The researchers, from Wyss Institute at Harvard University and Boston University, describe how they won this particular battle in the war against superbugs, with weapons like sophisticated computer modeling and biotechnology, in a paper published online in Nature Biotechnology in January.

Senior author Jim Collins, pioneer of synthetic biology and leader of the Center for BioDynamics at Boston University, says in a statement released on Monday:

“We are in critical need for novel strategies to boost our antibiotic arsenal.”

He refers to the antibiotics crisis, which has been brought to a head by renewed awareness that we are running out of drugs to treat evolving superbugs.

“With precious few new antibiotics in the pipeline, we are finding new ways to harness and exploit certain aspects of bacterial physiology,” says Collins, who is also William F. Warren Distinguished Professor at Boston.

Collins and colleagues targeted a little understood but important area of bacteria metabolism known as “reactive oxygen species” or ROS production.

ROS are normal byproducts of metabolism, the set of chemical reactions that keeps cells alive, allows them to grow, reproduce, maintain themselves, and respond to their environments.

ROS include molecules like superoxide and hydrogen peroxide, which bacteria can normally cope with.

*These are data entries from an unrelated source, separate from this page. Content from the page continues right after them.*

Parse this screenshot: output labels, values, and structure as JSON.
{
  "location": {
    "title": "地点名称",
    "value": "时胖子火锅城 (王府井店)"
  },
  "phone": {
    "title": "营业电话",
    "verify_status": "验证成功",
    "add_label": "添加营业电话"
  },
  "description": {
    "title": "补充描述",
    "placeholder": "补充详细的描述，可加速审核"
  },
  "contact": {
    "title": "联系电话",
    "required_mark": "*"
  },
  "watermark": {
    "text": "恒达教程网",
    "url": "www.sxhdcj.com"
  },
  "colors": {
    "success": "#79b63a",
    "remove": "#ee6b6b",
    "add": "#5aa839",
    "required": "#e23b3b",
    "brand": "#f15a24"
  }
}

But above certain levels, ROS molecules can seriously damage and even kill bacteria.

In earlier work, Collins and his team had already established that this is how antibiotic kill off bacteria: they ramp up ROS production in the bacterial cell, so in effect making the bug poison itself.

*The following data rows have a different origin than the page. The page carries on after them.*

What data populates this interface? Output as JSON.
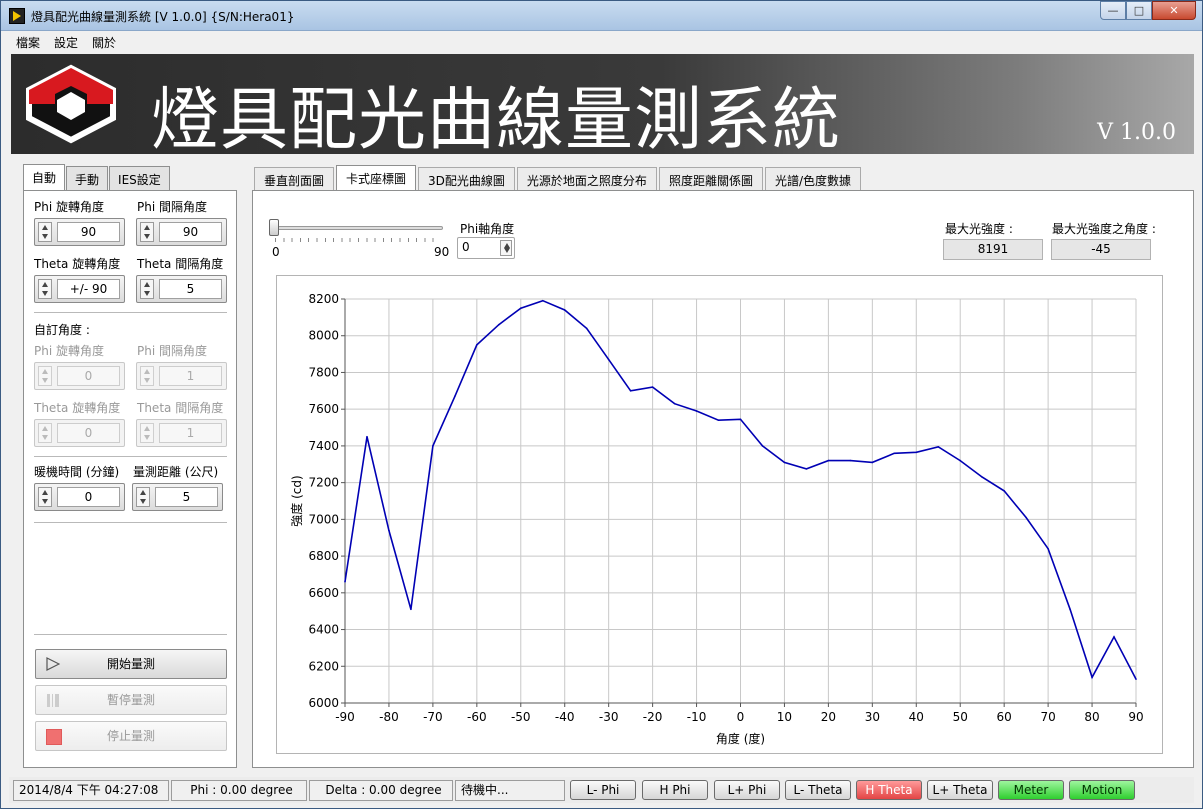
{
  "window": {
    "title": "燈具配光曲線量測系統 [V 1.0.0] {S/N:Hera01}"
  },
  "menu": [
    "檔案",
    "設定",
    "關於"
  ],
  "banner": {
    "title": "燈具配光曲線量測系統",
    "version": "V 1.0.0"
  },
  "left": {
    "tabs": [
      "自動",
      "手動",
      "IES設定"
    ],
    "phi_rot_label": "Phi 旋轉角度",
    "phi_rot_value": "90",
    "phi_int_label": "Phi 間隔角度",
    "phi_int_value": "90",
    "theta_rot_label": "Theta 旋轉角度",
    "theta_rot_value": "+/- 90",
    "theta_int_label": "Theta 間隔角度",
    "theta_int_value": "5",
    "custom_label": "自訂角度 :",
    "c_phi_rot_label": "Phi 旋轉角度",
    "c_phi_rot_value": "0",
    "c_phi_int_label": "Phi 間隔角度",
    "c_phi_int_value": "1",
    "c_theta_rot_label": "Theta 旋轉角度",
    "c_theta_rot_value": "0",
    "c_theta_int_label": "Theta 間隔角度",
    "c_theta_int_value": "1",
    "warmup_label": "暖機時間 (分鐘)",
    "warmup_value": "0",
    "distance_label": "量測距離 (公尺)",
    "distance_value": "5",
    "start_label": "開始量測",
    "pause_label": "暫停量測",
    "stop_label": "停止量測"
  },
  "right": {
    "tabs": [
      "垂直剖面圖",
      "卡式座標圖",
      "3D配光曲線圖",
      "光源於地面之照度分布",
      "照度距離關係圖",
      "光譜/色度數據"
    ],
    "slider_min": "0",
    "slider_max": "90",
    "phi_axis_label": "Phi軸角度",
    "phi_axis_value": "0",
    "max_intensity_label": "最大光強度 :",
    "max_intensity_value": "8191",
    "max_angle_label": "最大光強度之角度 :",
    "max_angle_value": "-45"
  },
  "chart_data": {
    "type": "line",
    "xlabel": "角度 (度)",
    "ylabel": "強度 (cd)",
    "xlim": [
      -90,
      90
    ],
    "ylim": [
      6000,
      8200
    ],
    "xticks": [
      -90,
      -80,
      -70,
      -60,
      -50,
      -40,
      -30,
      -20,
      -10,
      0,
      10,
      20,
      30,
      40,
      50,
      60,
      70,
      80,
      90
    ],
    "yticks": [
      6000,
      6200,
      6400,
      6600,
      6800,
      7000,
      7200,
      7400,
      7600,
      7800,
      8000,
      8200
    ],
    "grid": true,
    "color": "#0000b4",
    "x": [
      -90,
      -85,
      -80,
      -75,
      -70,
      -65,
      -60,
      -55,
      -50,
      -45,
      -40,
      -35,
      -30,
      -25,
      -20,
      -15,
      -10,
      -5,
      0,
      5,
      10,
      15,
      20,
      25,
      30,
      35,
      40,
      45,
      50,
      55,
      60,
      65,
      70,
      75,
      80,
      85,
      90
    ],
    "y": [
      6660,
      7450,
      6940,
      6510,
      7400,
      7670,
      7950,
      8060,
      8150,
      8191,
      8140,
      8040,
      7870,
      7700,
      7720,
      7630,
      7590,
      7540,
      7545,
      7400,
      7310,
      7275,
      7320,
      7320,
      7310,
      7360,
      7365,
      7395,
      7320,
      7230,
      7155,
      7010,
      6840,
      6510,
      6140,
      6360,
      6130
    ]
  },
  "status": {
    "datetime": "2014/8/4 下午 04:27:08",
    "phi": "Phi : 0.00 degree",
    "delta": "Delta : 0.00 degree",
    "state": "待機中...",
    "indicators": [
      "L- Phi",
      "H Phi",
      "L+ Phi",
      "L- Theta",
      "H Theta",
      "L+ Theta",
      "Meter",
      "Motion"
    ]
  }
}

But, it was not clear exactly how E. colli produces ROS. So Collins and his team decided to investigate using some sophisticalted computer modeling.

They already had a computer model that mapped out the current understanding of E. coli metabolism, simulating some of the basic chemical reactions involved.

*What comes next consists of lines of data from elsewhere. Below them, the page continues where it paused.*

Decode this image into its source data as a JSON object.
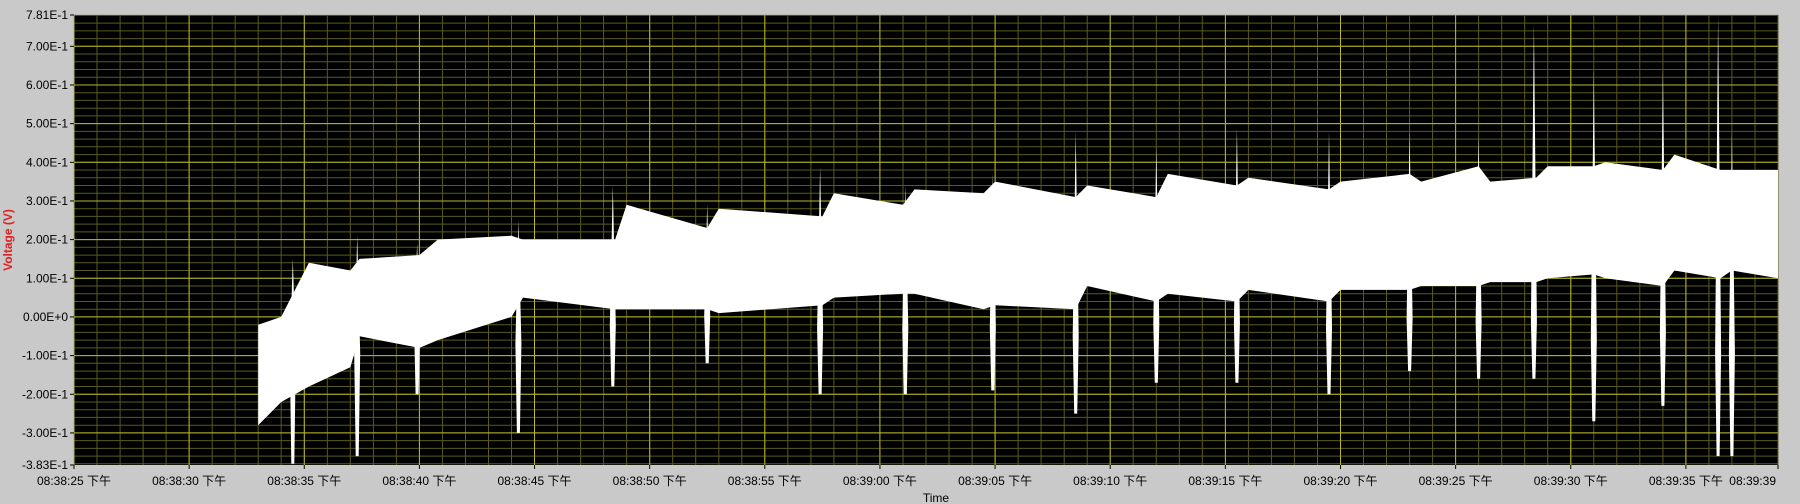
{
  "chart_data": {
    "type": "line",
    "ylabel": "Voltage (V)",
    "xlabel": "Time",
    "ylim": [
      -0.383,
      0.781
    ],
    "xlim": [
      "08:38:25",
      "08:39:39"
    ],
    "y_ticks": [
      "7.81E-1",
      "7.00E-1",
      "6.00E-1",
      "5.00E-1",
      "4.00E-1",
      "3.00E-1",
      "2.00E-1",
      "1.00E-1",
      "0.00E+0",
      "-1.00E-1",
      "-2.00E-1",
      "-3.00E-1",
      "-3.83E-1"
    ],
    "x_ticks": [
      "08:38:25 下午",
      "08:38:30 下午",
      "08:38:35 下午",
      "08:38:40 下午",
      "08:38:45 下午",
      "08:38:50 下午",
      "08:38:55 下午",
      "08:39:00 下午",
      "08:39:05 下午",
      "08:39:10 下午",
      "08:39:15 下午",
      "08:39:20 下午",
      "08:39:25 下午",
      "08:39:30 下午",
      "08:39:35 下午",
      "08:39:39"
    ],
    "grid": true,
    "colors": {
      "plot_bg": "#000000",
      "major_grid": "#b8b82a",
      "minor_grid": "#5a5a1e",
      "signal": "#ffffff",
      "ylabel": "#e0201f",
      "frame": "#c9c9c9"
    },
    "series": [
      {
        "envelope_x": [
          "08:38:33.0",
          "08:38:34.0",
          "08:38:35.2",
          "08:38:37.0",
          "08:38:37.4",
          "08:38:40.0",
          "08:38:40.8",
          "08:38:44.0",
          "08:38:44.5",
          "08:38:48.5",
          "08:38:49.0",
          "08:38:52.5",
          "08:38:53.0",
          "08:38:57.5",
          "08:38:58.0",
          "08:39:01.0",
          "08:39:01.5",
          "08:39:04.5",
          "08:39:05.0",
          "08:39:08.5",
          "08:39:09.0",
          "08:39:12.0",
          "08:39:12.5",
          "08:39:15.5",
          "08:39:16.0",
          "08:39:19.5",
          "08:39:20.0",
          "08:39:23.0",
          "08:39:23.5",
          "08:39:26.0",
          "08:39:26.5",
          "08:39:28.5",
          "08:39:29.0",
          "08:39:31.0",
          "08:39:31.5",
          "08:39:34.0",
          "08:39:34.5",
          "08:39:36.5",
          "08:39:37.0",
          "08:39:39.0"
        ],
        "envelope_max": [
          -0.02,
          0.0,
          0.14,
          0.12,
          0.15,
          0.16,
          0.2,
          0.21,
          0.2,
          0.2,
          0.29,
          0.23,
          0.28,
          0.26,
          0.32,
          0.29,
          0.33,
          0.32,
          0.35,
          0.31,
          0.34,
          0.31,
          0.37,
          0.34,
          0.36,
          0.33,
          0.35,
          0.37,
          0.35,
          0.39,
          0.35,
          0.36,
          0.39,
          0.39,
          0.4,
          0.38,
          0.42,
          0.38,
          0.38,
          0.38
        ],
        "envelope_min": [
          -0.28,
          -0.22,
          -0.18,
          -0.13,
          -0.05,
          -0.08,
          -0.06,
          0.0,
          0.05,
          0.02,
          0.02,
          0.02,
          0.01,
          0.03,
          0.05,
          0.06,
          0.06,
          0.02,
          0.03,
          0.02,
          0.08,
          0.04,
          0.06,
          0.04,
          0.07,
          0.04,
          0.07,
          0.07,
          0.08,
          0.08,
          0.09,
          0.09,
          0.1,
          0.11,
          0.1,
          0.08,
          0.12,
          0.1,
          0.12,
          0.1
        ],
        "spikes_x": [
          "08:38:34.5",
          "08:38:37.3",
          "08:38:39.9",
          "08:38:44.3",
          "08:38:48.4",
          "08:38:52.5",
          "08:38:57.4",
          "08:39:01.1",
          "08:39:04.9",
          "08:39:08.5",
          "08:39:12.0",
          "08:39:15.5",
          "08:39:19.5",
          "08:39:23.0",
          "08:39:26.0",
          "08:39:28.4",
          "08:39:31.0",
          "08:39:34.0",
          "08:39:36.4",
          "08:39:37.0"
        ],
        "spikes_max": [
          0.15,
          0.21,
          0.19,
          0.25,
          0.34,
          0.29,
          0.39,
          0.34,
          0.37,
          0.48,
          0.44,
          0.49,
          0.48,
          0.48,
          0.47,
          0.76,
          0.64,
          0.64,
          0.78,
          0.48
        ],
        "spikes_min": [
          -0.38,
          -0.36,
          -0.2,
          -0.3,
          -0.18,
          -0.12,
          -0.2,
          -0.2,
          -0.19,
          -0.25,
          -0.17,
          -0.17,
          -0.2,
          -0.14,
          -0.16,
          -0.16,
          -0.27,
          -0.23,
          -0.36,
          -0.36
        ]
      }
    ]
  }
}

So they started adding to this “system-level” model, hundreds more reactions that are known to increase production of ROS.

With painstaking precision, they deleted various genes, to see which ones took part in ROS production, and ran thousands of computer simulations, before eventually identifying some suspected targets.

They validated the model in the lab, and found the lab experiments confirmed 80% to 90% of what they had predicted in the computer simulations.

The next step of the challenge was to test the results of the in silico experiment in real live bacterial cells. Would increasing ROS production in the E. coli cells, render it more susceptible to death by oxidative, that is antibiotic, attack?

They found it did.

The researchers deleted a series of genes so as to ramp up ROS production in the cells, they added various antibiotics and other biocides or bug-killers like bleach (which also increases ROS production), and they found the E. coli cells died at a much higher rate than cells that retained the deleted genes.

“This work establishes a systems-based method to tune ROS production in bacteria and demonstrates that increased microbial ROS production can potentiate killing by oxidants and antibiotics,” they write.

In other words, by disrupting the metabolism of E. coli cells, the scientists had made it easier for the antibiotics and biocides to kill them.

Don Ingber, Founding Director of the Wyss Institute, says:

“There is no magic bullet for the global health crisis we’re experiencing in terms of antibiotic-resistant bacteria.”

But, he says there is “tremendous hope” in the kinds of systems biology methods that Collins and his team are pioneering.

The team is now planning to use molecular screening technologies to find specific molecules that boost ROS production.

They believe their approach will also help win battles against other bacteria, such as the mycobacteria responsible for tuberculosis, a potentially lethal lung disease.

Funds from the Wyss Institute for Biologically Inspired Engineering at Harvard University, the National Institutes of Health Director’s Pioneer Award Program and the Howard Hughes Medical Institute, are helping to finance the team’s research.